Die Studenten stehen in ihrer Mehrheit selbst auf dem Boden der Reformpolitik, und sie ehren in Hu einen jener aufgeklärten Bürokraten, die unter der Führung Deng Xiaopings die stalinistische Bürokratie Maos und der Viererbande ablösten, um die Herrschaft der KPCh zu retten.

Insofern hinkt der Vergleich der jetzigen Demonstrationen mit dem „Tiananmen-Zwischenfall“ vom April 1976, als eine ebenso große Menschenmenge den kurz zuvor verstorbenen Ministerpräsidenten Zhow Enlai ehrte und mit ihren Demonstrationen den Sturz des Viererbanden- und Mao-Systems einleitete. Damals ging es um einen Systemwechsel. Heute geht es (noch) um die Weiterführung der Reformen, die das neue System selbst eingeleitet hat.

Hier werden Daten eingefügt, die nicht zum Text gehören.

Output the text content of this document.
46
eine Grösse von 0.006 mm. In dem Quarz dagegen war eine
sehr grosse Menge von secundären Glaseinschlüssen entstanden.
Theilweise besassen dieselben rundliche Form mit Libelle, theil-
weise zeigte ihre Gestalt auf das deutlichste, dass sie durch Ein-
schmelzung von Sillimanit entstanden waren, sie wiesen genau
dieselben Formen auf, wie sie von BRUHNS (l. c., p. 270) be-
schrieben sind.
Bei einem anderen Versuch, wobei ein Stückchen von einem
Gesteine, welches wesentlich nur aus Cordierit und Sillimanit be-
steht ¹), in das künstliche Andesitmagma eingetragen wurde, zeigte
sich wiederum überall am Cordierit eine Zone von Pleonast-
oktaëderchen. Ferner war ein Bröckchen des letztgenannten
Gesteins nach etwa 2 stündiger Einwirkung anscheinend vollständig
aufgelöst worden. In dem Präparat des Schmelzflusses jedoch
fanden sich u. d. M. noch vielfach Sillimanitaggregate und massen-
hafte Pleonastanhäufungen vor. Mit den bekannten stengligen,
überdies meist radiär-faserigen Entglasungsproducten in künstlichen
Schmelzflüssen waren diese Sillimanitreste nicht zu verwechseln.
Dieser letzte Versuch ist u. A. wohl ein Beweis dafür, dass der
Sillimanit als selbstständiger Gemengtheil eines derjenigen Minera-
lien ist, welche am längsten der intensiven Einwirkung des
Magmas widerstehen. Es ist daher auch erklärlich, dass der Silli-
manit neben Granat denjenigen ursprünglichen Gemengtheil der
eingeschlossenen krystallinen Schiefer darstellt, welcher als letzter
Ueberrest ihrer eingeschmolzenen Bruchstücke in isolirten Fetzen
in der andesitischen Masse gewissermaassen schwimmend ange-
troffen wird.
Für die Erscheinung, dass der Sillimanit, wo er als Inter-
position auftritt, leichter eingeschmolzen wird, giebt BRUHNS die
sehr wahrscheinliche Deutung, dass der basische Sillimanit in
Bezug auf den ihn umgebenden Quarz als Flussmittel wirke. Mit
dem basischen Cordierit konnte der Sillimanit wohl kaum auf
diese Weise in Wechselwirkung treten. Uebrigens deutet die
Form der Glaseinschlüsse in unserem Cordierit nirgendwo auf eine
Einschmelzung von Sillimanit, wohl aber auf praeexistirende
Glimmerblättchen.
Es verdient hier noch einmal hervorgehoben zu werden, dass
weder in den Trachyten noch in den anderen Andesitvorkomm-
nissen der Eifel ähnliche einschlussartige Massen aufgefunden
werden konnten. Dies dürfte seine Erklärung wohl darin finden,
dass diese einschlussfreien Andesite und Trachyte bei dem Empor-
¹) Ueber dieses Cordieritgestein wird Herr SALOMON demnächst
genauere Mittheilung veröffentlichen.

Jetzt jedoch fordern die Studenten Demokratisierung als fortsetzung der Reform, und hier bricht der Dialog mit der Parteiführung ab. Die politische Reform stagniert, teils weil die Deng-Reform seit je als technokratische und nicht als demokratische Erneuerung gemeint war, teils weil die wirtschaftliche Reform ungezügeltes Wachstum und neue Ungleichheiten produziert hat, die durch stärkere zentralstaatliche Kontrolle gebremst werden sollen. Und Einschränkung der wirtschaftlichen Freiheit produziert Einschränkung der politischen Freiheit, eine Erkenntnis, die die etatistisch orientierte europäische Linke noch nicht verarbeitet hat.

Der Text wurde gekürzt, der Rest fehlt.